Vector store successfully created.


## Load Vector Store
Reload the saved ChromaDB and HuggingFace embeddings.


In [4]:
embeddings = HuggingFaceEmbeddings(model_name="all-MiniLM-L6-v2")
db = Chroma(persist_directory=persistent_directory, embedding_function=embeddings)


  db = Chroma(persist_directory=persistent_directory, embedding_function=embeddings)


In [5]:
query = "What does Dracula fear the most?"

retriever = db.as_retriever(search_type="similarity", search_kwargs={"k": 3})
relevant_docs = retriever.invoke(query)

# Display relevant chunks
for i, doc in enumerate(relevant_docs, 1):
    print(f"Document {i} (from {doc.metadata['source']}):\n{doc.page_content}\n")

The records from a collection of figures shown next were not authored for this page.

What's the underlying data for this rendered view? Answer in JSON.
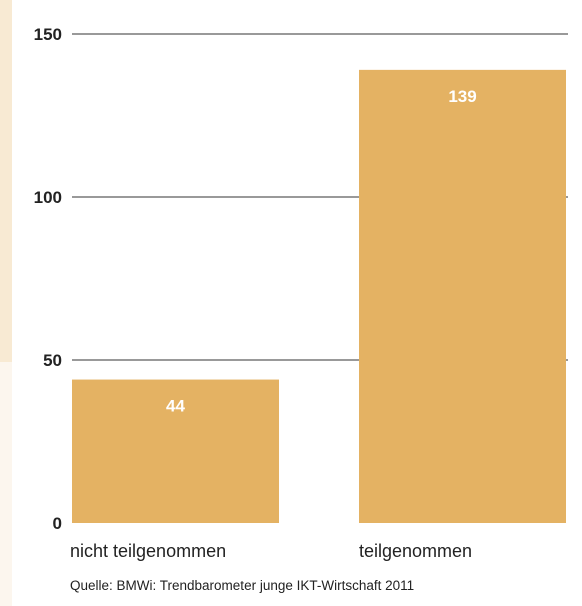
{
  "chart_data": {
    "type": "bar",
    "categories": [
      "nicht teilgenommen",
      "teilgenommen"
    ],
    "values": [
      44,
      139
    ],
    "data_labels": [
      "44",
      "139"
    ],
    "yticks": [
      0,
      50,
      100,
      150
    ],
    "ylim": [
      0,
      150
    ],
    "grid": true,
    "bar_color": "#e4b263",
    "source": "Quelle: BMWi: Trendbarometer junge IKT-Wirtschaft 2011"
  }
}
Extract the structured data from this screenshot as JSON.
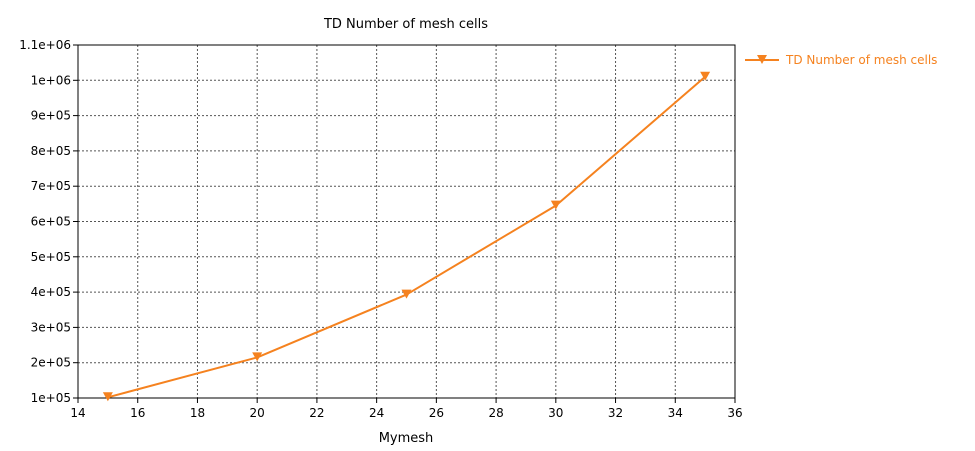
{
  "chart_data": {
    "type": "line",
    "title": "TD Number of mesh cells",
    "xlabel": "Mymesh",
    "ylabel": "",
    "xlim": [
      14,
      36
    ],
    "ylim": [
      100000,
      1100000
    ],
    "x_ticks": [
      14,
      16,
      18,
      20,
      22,
      24,
      26,
      28,
      30,
      32,
      34,
      36
    ],
    "x_tick_labels": [
      "14",
      "16",
      "18",
      "20",
      "22",
      "24",
      "26",
      "28",
      "30",
      "32",
      "34",
      "36"
    ],
    "y_ticks": [
      100000,
      200000,
      300000,
      400000,
      500000,
      600000,
      700000,
      800000,
      900000,
      1000000,
      1100000
    ],
    "y_tick_labels": [
      "1e+05",
      "2e+05",
      "3e+05",
      "4e+05",
      "5e+05",
      "6e+05",
      "7e+05",
      "8e+05",
      "9e+05",
      "1e+06",
      "1.1e+06"
    ],
    "grid": true,
    "legend_position": "right",
    "series": [
      {
        "name": "TD Number of mesh cells",
        "color": "#f5821f",
        "marker": "triangle-down",
        "x": [
          15,
          20,
          25,
          30,
          35
        ],
        "y": [
          102000,
          215000,
          393000,
          645000,
          1010000
        ]
      }
    ]
  }
}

Document 1 (from Dracula.txt):
“Thus when we find the habitation of this man-that-was, we can confine
him to his coffin and destroy him, if we obey what we know. But he is
clever. I have asked my friend Arminius, of Buda-Pesth University, to
make his record; and, from all the means that are, he tell me of what he
has been. He must, indeed, have been that Voivode Dracula who won his
name against the Turk, over the great river on the very frontier of
Turkey-land. If it be so, then was he no common man; for in that time,
and for centuries after, he was spoken of as the cleverest and the most
cunning, as well as the bravest of the sons of the ‘land beyond the
forest.’ That mighty brain and that iron resolution went with him to his
grave, and are even now arrayed against us. The Draculas were, says
Arminius, a great and noble race, though now and again were scions who
were held by their coevals to have had dealings with the Evil One. They
learned his secrets in the Scholomance, amongst the 

## Generate Answer Using GPT-4o-mini
Pass the context and question to the OpenAI model to get an answer.


In [6]:
combined_input = (
    "Use only the following documents to answer the question.\n\n"
    + "\n\n".join([doc.page_content for doc in relevant_docs])
    + f"\n\nQuestion: {query}\n"
    + "Answer briefly. If the answer is not found, respond with 'I'm not sure'."
)

model = ChatOpenAI(
    model="openai/gpt-4o-mini",
    openai_api_key=os.getenv("GITHUB_TOKEN2"),
    openai_api_base="https://models.github.ai/inference"
)

messages = [
    SystemMessage(content="You are a helpful assistant."),
    HumanMessage(content=combined_input),
]

result = model.invoke(messages)
print("Generated Answer:\n", result.content)


Generated Answer:
 Dracula fears being confined to his coffin and destroyed, as indicated by the reference to banishing him from his tomb and the notion of the "Un-Dead" being defeated.


## Summary

- The notebook demonstrates a working RAG pipeline.
- Text data is chunked, embedded, and stored in a vector database.
- The query retrieves top-k similar chunks and uses them for LLM-based answering.
- This approach can be scaled to support PDFs, UI apps (Streamlit/Gradio), or multiple LLM backends.